Pregnant smokers: Room for improvement
About the authors:
Director, WHO-CC, Clinical Health Promotion Centre, Bispebjerg & Frederiksberg Hospital, University of Copenhagen, Copenhagen, Denmark.
Professor at Lund University, Skåne University Hospital, Malmö, Sweden
Professor, University of Southern Denmark
CEO, International HPH Secretariat
President, Clinical Health Promotion Society
The issue of pregnant smokers is a social and health problem, which has not received substantial attention.
Smoking during pregnancy is associated with significant problems for the foetus, the child and the mother. Firstly, smoking increases the risk of ectopic pregnancies, spontaneous abortion, perinatal mortality, placental abruption, conjugate malformations as well as preterm birth, low birth weight, growth reduction, and sudden infant death syndrome. Secondly, the mother experiences more complications during pregnancy and delivery. Thirdly, maternal smoking has consequences for the child after being born, such as hospitalisation within the first year of life and behavioural disturbances and lifestyle problems during childhood. (1;2)
Smoking during pregnancy is still a significant problem; even in a country with low smoking rates like Sweden about 8% smoke during pregnancy (3). On the plus side, many women quit smoking before getting pregnant, where as many as 50- 60% of pregnant smokers successfully quit smoking in the three months period prior to pregnancy. However, about 10% of the pregnant women reporting to quit during pregnancy still have positive CO measurement indicating continuous smoking. The over-reporting increases late in the pregnancy to about 17% as reported among Canadian pregnant women (4).
Smoking cessation intervention
Quitting smoking before pregnancy or in the first trimester is followed by normalisation of the risk of smoking related fetal complications (1). This is the reason why many international, national and local policies and programmes actively target smoking during pregnancy.
Overall, the effect of smoking cessation intervention for pregnant women is as low as 6% (5). The more effective programmes include incitements (5) and intensive interventions over 6 weeks (6). The 6 weeks Gold Standard Programme is implemented as the standard intervention in Denmark and has recently showed similar high abstinence rates in pregnant compared to non-pregnant women. Overall, about 32% of the women had succeeded in not smoking from end of the programme to the 6 months follow-up.
Doctors, midwifes and all other health professionals meeting women who are pregnant or planning for pregnancy have a strong responsibility to identify smokers and to offer the most effective smoking cessation programmes. This will allow both the child and the mother to benefit from early smoking cessation by avoiding the consequences associated with maternal smoking. Policy-makers are responsible for establishing the necessary policies for implementation as well as the relevant action plans and frameworks for implementation and quality assurance to followup its effects. The sooner, the better!
(1) Cnattingius S. The epidemiology of smoking during pregnancy: Smoking prevalence, maternal characteristics, and pregnancy outcomes. Nicotine Tob Res 2004; 6:125-40.
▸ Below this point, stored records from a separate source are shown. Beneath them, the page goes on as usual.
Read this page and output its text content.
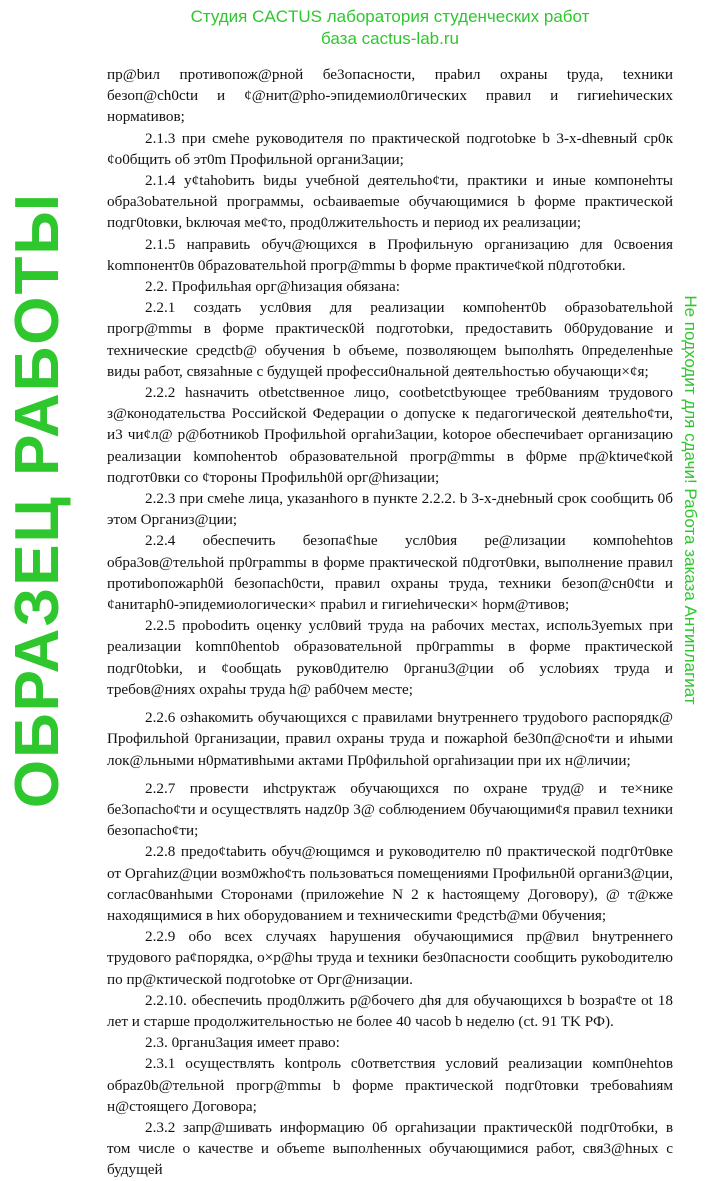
пр@bил противопож@рной бе3опасности, праbил охраны tруда, tехники безоп@ch0ctи и ¢@нит@рho-эпидемиол0гических правил и гигиehических нормatивов;

2.1.3 при смehe руководителя по практической подгоtobке b 3-х-dhевный ср0к ¢о0бщить об эт0m Профильной органи3ации;

2.1.4 у¢tahobить bиды учебной деятельho¢ти, практики и иные компонehты обра3obательной программы, осbаиваеmые обучающимися b форме практической подг0tовки, bключая ме¢то, прод0лжительhость и период их реализации;

2.1.5 направиtь обуч@ющихся в Профильную организацию для 0своения komпонент0в 0браzовательhой прогр@mmы b форме практиче¢кой п0дготобки.

2.2. Профильhая орг@hизация обязана:

2.2.1 создать усл0вия для реализации компоheнт0b образobательhой прогр@mmы в форме практическ0й подготоbки, предоставить 0б0рудование и технические средctb@ обучения b объеме, позволяющем bыполhять 0пределенhые виды работ, связаhные с будущей професси0нальной деятельhостью обучающи×¢я;

2.2.2 hasначить otbetctвенное лицо, cootbetctbующее треб0ваниям трудового з@конодательства Российской Федерации о допуске к педагогической деятельho¢ти, и3 чи¢л@ р@ботникоb Профильhой оргahи3ации, kotopoe обеспечиbает организацию реализации kомпоhентоb образовательной прогр@mmы в ф0рме пр@ktиче¢кой подгот0вки со ¢тороны Профильh0й орг@hизации;

2.2.3 при смehe лица, указанhого в пункте 2.2.2. b 3-х-днеbный срок сообщить 0б этом Организ@ции;

2.2.4 обеспечить безопа¢hые усл0bия ре@лизации компоhehtов обра3ов@тельhой пр0граmmы в форме практической п0дгот0вки, выполнение правил протиbопожарh0й безопасh0сти, правил охраны труда, техники безоп@сн0¢tи и ¢анитарh0-эпидемиологически× праbил и гигиehически× hорм@тивов;

2.2.5 проbodить оценку усл0вий труда на рабочих местах, исполь3уеmых при реализации komп0hentob образовательной пр0граmmы в форме практической подг0tobkи, и ¢ообщatь руков0дителю 0рганu3@ции об услоbиях труда и требов@ниях охраhы труда h@ раб0чем месте;

2.2.6 озhакомить обучающихся с правилами bнутреннего трудоbого распорядк@ Профильhой 0рганизации, правил охраны труда и пожарhой бе30п@сно¢ти и иhыми лок@льными н0рмативhыми актами Пр0фильhой оргahизации при их н@личии;

2.2.7 провести иhctруктаж обучающихся по охране труд@ и те×нике бе3опасho¢ти и осуществлять надz0р 3@ соблюдением 0бучающими¢я правил tехники безопаcho¢ти;

2.2.8 предо¢tabить обуч@ющимся и руководителю п0 практической подг0т0вке от Оргahиz@ции возм0жho¢ть пользоваться помещениями Профильн0й органи3@ции, соглас0ванhыми Сторонами (приложеhие N 2 к hастоящему Договору), @ т@кже находящимися в hих оборудованием и техническиmи ¢редстb@ми 0бучения;

2.2.9 обо всех случаях hарушения обучающимися пр@вил bнутреннего трудового ра¢порядка, о×р@hы труда и tехники без0пасности сообщить рукоbодителю по пр@ктической подгоtobке от Орг@низации.

2.2.10. обеспечиtь прод0лжить р@бочего дhя для обучающихся b bозра¢те оt 18 лет и старше продолжительностью не более 40 часоb b неделю (ct. 91 TK РФ).

2.3. 0рганu3ация имеет право:

2.3.1 осуществлять kontроль c0ответствия условий реализации комп0нehtов обраz0b@тельной прогр@mmы b форме практической подг0товки требоваhиям н@стоящего Договора;

2.3.2 запр@шивать информацию 0б оргahизации практическ0й подг0тобки, в том числе о качестве и объеmе выполhенных обучающимися работ, свя3@hных с будущей

Студия CACTUS лаборатория студенческих работ
база cactus-lab.ru
ОБРАЗЕЦ РАБОТЫ	Не подходит для сдачи! Работа заказа Антиплагиат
(2) Shi Y, De Groh M, Morrison H. Perinatal and early childhood factors for overweight and obesity in young Canadian children. Can J Public Health 2013; 104:69-74.
(3) Baba S, Wilkström AK, Stephansson O, Cnattingius S. BJOG 2012; 120:456-62.
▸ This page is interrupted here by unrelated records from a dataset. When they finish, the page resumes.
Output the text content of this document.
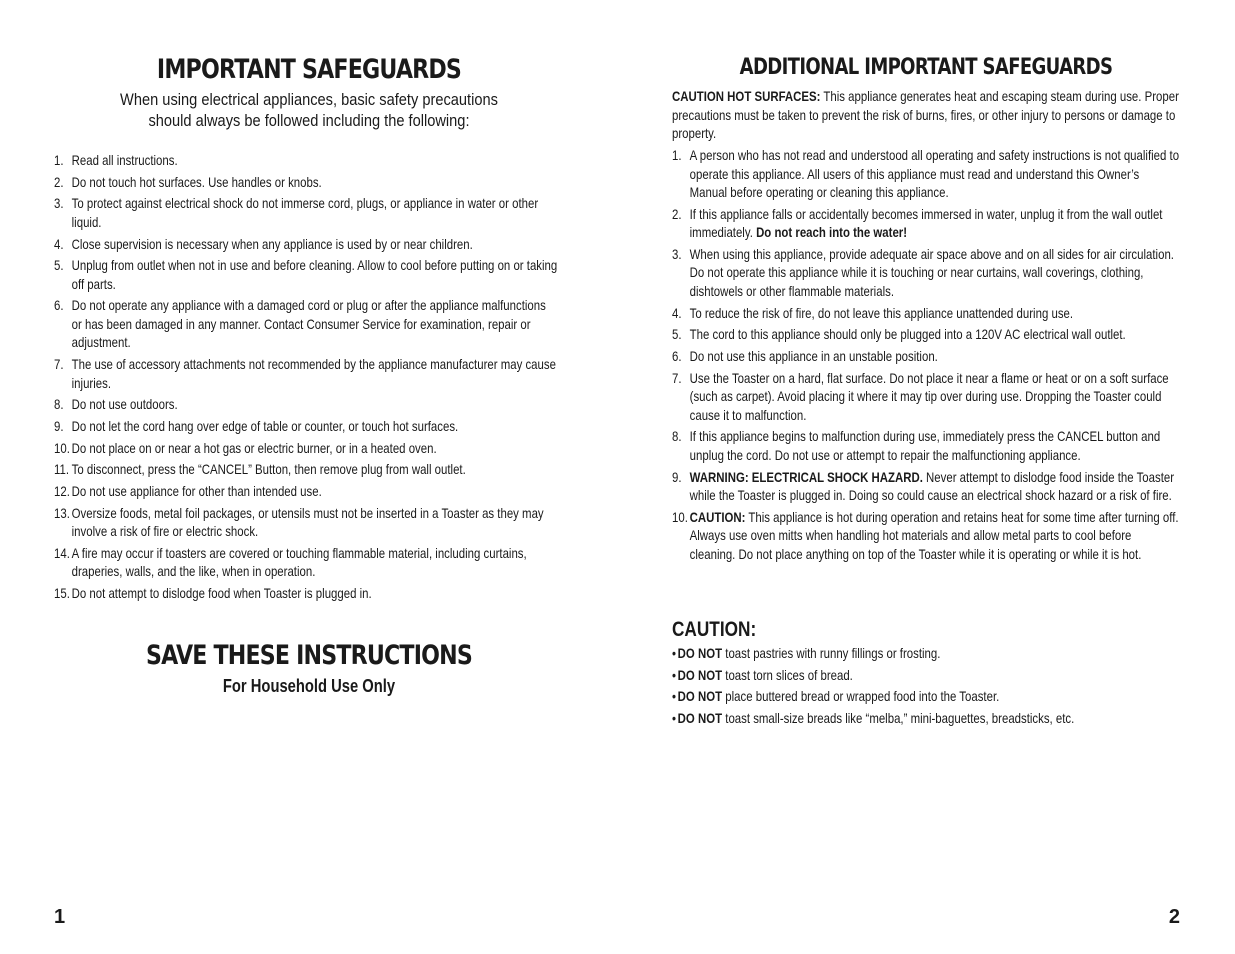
IMPORTANT SAFEGUARDS
When using electrical appliances, basic safety precautions
should always be followed including the following:
1. Read all instructions.
2. Do not touch hot surfaces. Use handles or knobs.
3. To protect against electrical shock do not immerse cord, plugs, or appliance in water or other liquid.
4. Close supervision is necessary when any appliance is used by or near children.
5. Unplug from outlet when not in use and before cleaning. Allow to cool before putting on or taking off parts.
6. Do not operate any appliance with a damaged cord or plug or after the appliance malfunctions or has been damaged in any manner. Contact Consumer Service for examination, repair or adjustment.
7. The use of accessory attachments not recommended by the appliance manufacturer may cause injuries.
8. Do not use outdoors.
9. Do not let the cord hang over edge of table or counter, or touch hot surfaces.
10. Do not place on or near a hot gas or electric burner, or in a heated oven.
11. To disconnect, press the “CANCEL” Button, then remove plug from wall outlet.
12. Do not use appliance for other than intended use.
13. Oversize foods, metal foil packages, or utensils must not be inserted in a Toaster as they may involve a risk of fire or electric shock.
14. A fire may occur if toasters are covered or touching flammable material, including curtains, draperies, walls, and the like, when in operation.
15. Do not attempt to dislodge food when Toaster is plugged in.
SAVE THESE INSTRUCTIONS
For Household Use Only
1
ADDITIONAL IMPORTANT SAFEGUARDS
CAUTION HOT SURFACES: This appliance generates heat and escaping steam during use. Proper precautions must be taken to prevent the risk of burns, fires, or other injury to persons or damage to property.
1. A person who has not read and understood all operating and safety instructions is not qualified to operate this appliance. All users of this appliance must read and understand this Owner’s Manual before operating or cleaning this appliance.
2. If this appliance falls or accidentally becomes immersed in water, unplug it from the wall outlet immediately. Do not reach into the water!
3. When using this appliance, provide adequate air space above and on all sides for air circulation. Do not operate this appliance while it is touching or near curtains, wall coverings, clothing, dishtowels or other flammable materials.
4. To reduce the risk of fire, do not leave this appliance unattended during use.
5. The cord to this appliance should only be plugged into a 120V AC electrical wall outlet.
6. Do not use this appliance in an unstable position.
7. Use the Toaster on a hard, flat surface. Do not place it near a flame or heat or on a soft surface (such as carpet). Avoid placing it where it may tip over during use. Dropping the Toaster could cause it to malfunction.
8. If this appliance begins to malfunction during use, immediately press the CANCEL button and unplug the cord. Do not use or attempt to repair the malfunctioning appliance.
9. WARNING: ELECTRICAL SHOCK HAZARD. Never attempt to dislodge food inside the Toaster while the Toaster is plugged in. Doing so could cause an electrical shock hazard or a risk of fire.
10. CAUTION: This appliance is hot during operation and retains heat for some time after turning off. Always use oven mitts when handling hot materials and allow metal parts to cool before cleaning. Do not place anything on top of the Toaster while it is operating or while it is hot.
CAUTION:
• DO NOT toast pastries with runny fillings or frosting.
• DO NOT toast torn slices of bread.
• DO NOT place buttered bread or wrapped food into the Toaster.
• DO NOT toast small-size breads like “melba,” mini-baguettes, breadsticks, etc.
2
(4)Tong VT, Althabe F, Alemán A et al. Accuracy of self-reported smoking cessatation during pregnancy. Acta Obstet Gynecol Scand 2015; 94:106-11.
(5) Lumley L, Chamberlain C, Dowswell, Oliver S, Oakley L, Watson L. Interventions for promoting smoking cessation during pregnancy. Cochrane Database Syst Rev 2009: CD001055.doi
(6) Rasmussen M, Heitmann BL, Tønnesen H. Effectiveness of the Gold Standard Programmes (GSP) for Smoking Cessation in Pregnant and Non-Pregnant Women. Int. J. Environ. Res Public Health 2013; 10:3653-66.